Llevaba su saco encima, recostada en él, como si apenas pudiera mantenerse en pie.

Diego ni siquiera me miró, aunque yo apenas podía sostenerme del dolor y el color se me había ido del rostro.

Sin decir una palabra, la levantó en brazos con cuidado y la acomodó en el asiento del copiloto.

—Quédate quieta, no te vayas a hacer más daño.

Cuando ya estaba por encender el motor, me vio ahí, parada al costado.

—Crecimos juntos... la veo como una hermana. Anda, tú vuelve primero.

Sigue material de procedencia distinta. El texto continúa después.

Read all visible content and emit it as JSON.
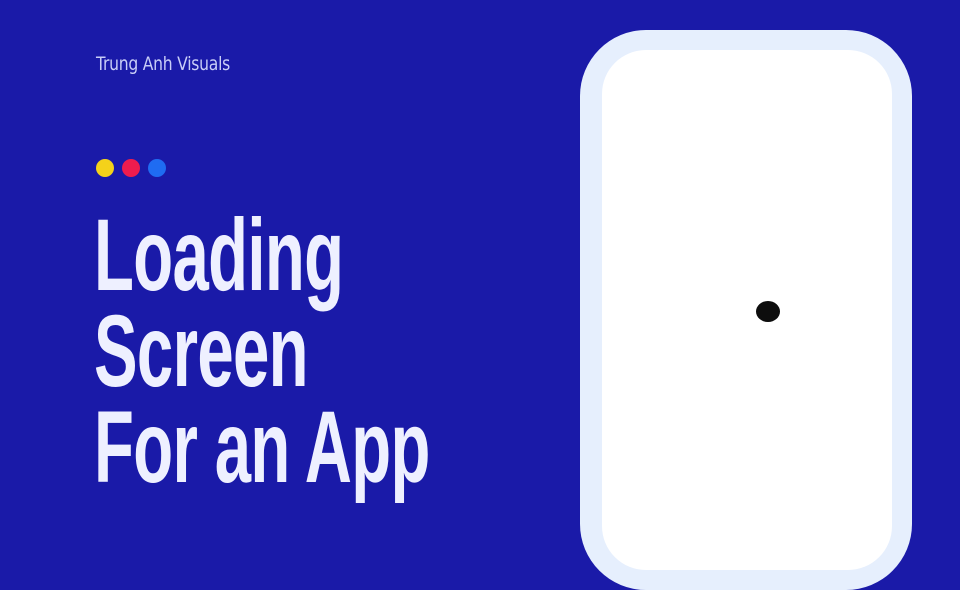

Le dediqué una sonrisa apenas visible.

—Sí. Hermana.

Temiendo que pensara que estaba enojada, añadí:

—Ya usaste una tarjeta de perdón. No pasa nada.

Diego dudó por un instante, como si fuera a decir algo.

Pero Elsa soltó un quejido suave y él de inmediato volvió la mirada hacia ella.

—Nos vemos luego —dijo, y arrancó.

Me quedé sola en la entrada del hotel. Me subí el abrigo hasta el cuello y me abracé los brazos.

Cuando llegué a casa, fui directo al mueble donde ahora estaban las tarjetas de perdón.

Antes, Diego las guardaba bajo llave.

Ahora... simplemente las dejaba ahí, en cualquier parte.

Saqué la tarjeta número 64 y le estampé el sello.

Después abrí el cajón donde tenía los papeles de divorcio, ya listos desde hacía un tiempo.

No conocía a ningún abogado, así que decidí llamar a un profesor con el que solía tener confianza.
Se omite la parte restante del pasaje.